Certainly, the patients are well-served by having them. The patients are increasingly aware of them and the patients are always asking me about, at least in my practice, why I don't have a molecular profiling done on my patients. As it happens, whenever I see a new patient with pancreatic cancer, I do molecular profiling, NGS being part of it. So for me, NGS is part of the initial workup of the patient, and I believe that it should be considered as an initial workup of patients as we go forward.

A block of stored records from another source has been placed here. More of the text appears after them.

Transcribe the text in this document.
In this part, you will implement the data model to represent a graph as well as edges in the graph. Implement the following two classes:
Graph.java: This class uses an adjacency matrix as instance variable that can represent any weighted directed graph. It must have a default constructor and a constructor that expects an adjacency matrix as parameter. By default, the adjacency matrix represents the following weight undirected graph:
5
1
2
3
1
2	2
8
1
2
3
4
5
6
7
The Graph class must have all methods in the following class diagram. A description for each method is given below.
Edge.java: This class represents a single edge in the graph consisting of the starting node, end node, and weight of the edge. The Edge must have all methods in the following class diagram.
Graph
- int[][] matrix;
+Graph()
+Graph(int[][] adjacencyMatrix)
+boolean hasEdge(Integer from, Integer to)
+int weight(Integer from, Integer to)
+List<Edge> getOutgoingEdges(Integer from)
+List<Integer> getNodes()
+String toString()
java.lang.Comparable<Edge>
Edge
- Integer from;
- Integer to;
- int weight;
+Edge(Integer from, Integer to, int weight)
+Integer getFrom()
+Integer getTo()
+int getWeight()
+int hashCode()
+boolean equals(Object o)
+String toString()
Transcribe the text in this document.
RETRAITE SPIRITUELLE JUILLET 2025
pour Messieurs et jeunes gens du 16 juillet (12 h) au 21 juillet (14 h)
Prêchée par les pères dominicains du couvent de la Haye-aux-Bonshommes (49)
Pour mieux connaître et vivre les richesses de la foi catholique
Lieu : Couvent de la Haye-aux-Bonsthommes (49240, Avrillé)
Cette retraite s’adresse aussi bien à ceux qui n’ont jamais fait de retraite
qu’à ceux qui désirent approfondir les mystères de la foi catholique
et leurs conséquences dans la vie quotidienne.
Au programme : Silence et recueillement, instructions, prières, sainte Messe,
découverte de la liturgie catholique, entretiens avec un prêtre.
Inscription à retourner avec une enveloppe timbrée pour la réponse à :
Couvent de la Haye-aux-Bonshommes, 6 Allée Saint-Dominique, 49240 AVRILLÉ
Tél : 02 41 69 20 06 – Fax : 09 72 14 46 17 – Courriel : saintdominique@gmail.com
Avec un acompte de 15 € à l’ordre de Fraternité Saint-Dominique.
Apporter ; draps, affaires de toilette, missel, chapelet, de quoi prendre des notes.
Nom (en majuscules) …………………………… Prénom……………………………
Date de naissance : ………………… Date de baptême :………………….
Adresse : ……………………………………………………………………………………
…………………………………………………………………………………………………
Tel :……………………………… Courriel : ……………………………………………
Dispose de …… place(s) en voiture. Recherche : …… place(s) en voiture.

Remember, it's the first step in us moving into a more personalized treatment for patients with advanced pancreatic cancer. And in fact, even in patients who have localized pancreatic cancer, resectable, there is now opportunities. Like, in the United States, we have a clinical trial that really looks into the addition of olaparib in the adjuvant maintenance setting in patients who have resected pancreatic cancer, and I think more of this kind of work is going to be happening.
To help the patients, to move the field forward, to help the research, to get more new drugs into the patients with pancreatic cancer, to extend their survival, NGS will be important. But I agree, it's not going to be the only thing. We have to build on the NGS. But at least we have a way to start the personalized treatment.
Source:
Philip P. Molecular Therapies in Pancreatic Ductal Adenocarcinoma: NGS for All or None – PRO. Presented at the 2023 World Congress on Gastrointestinal Cancers; June 28-July 1, 2023; Barcelona, Spain.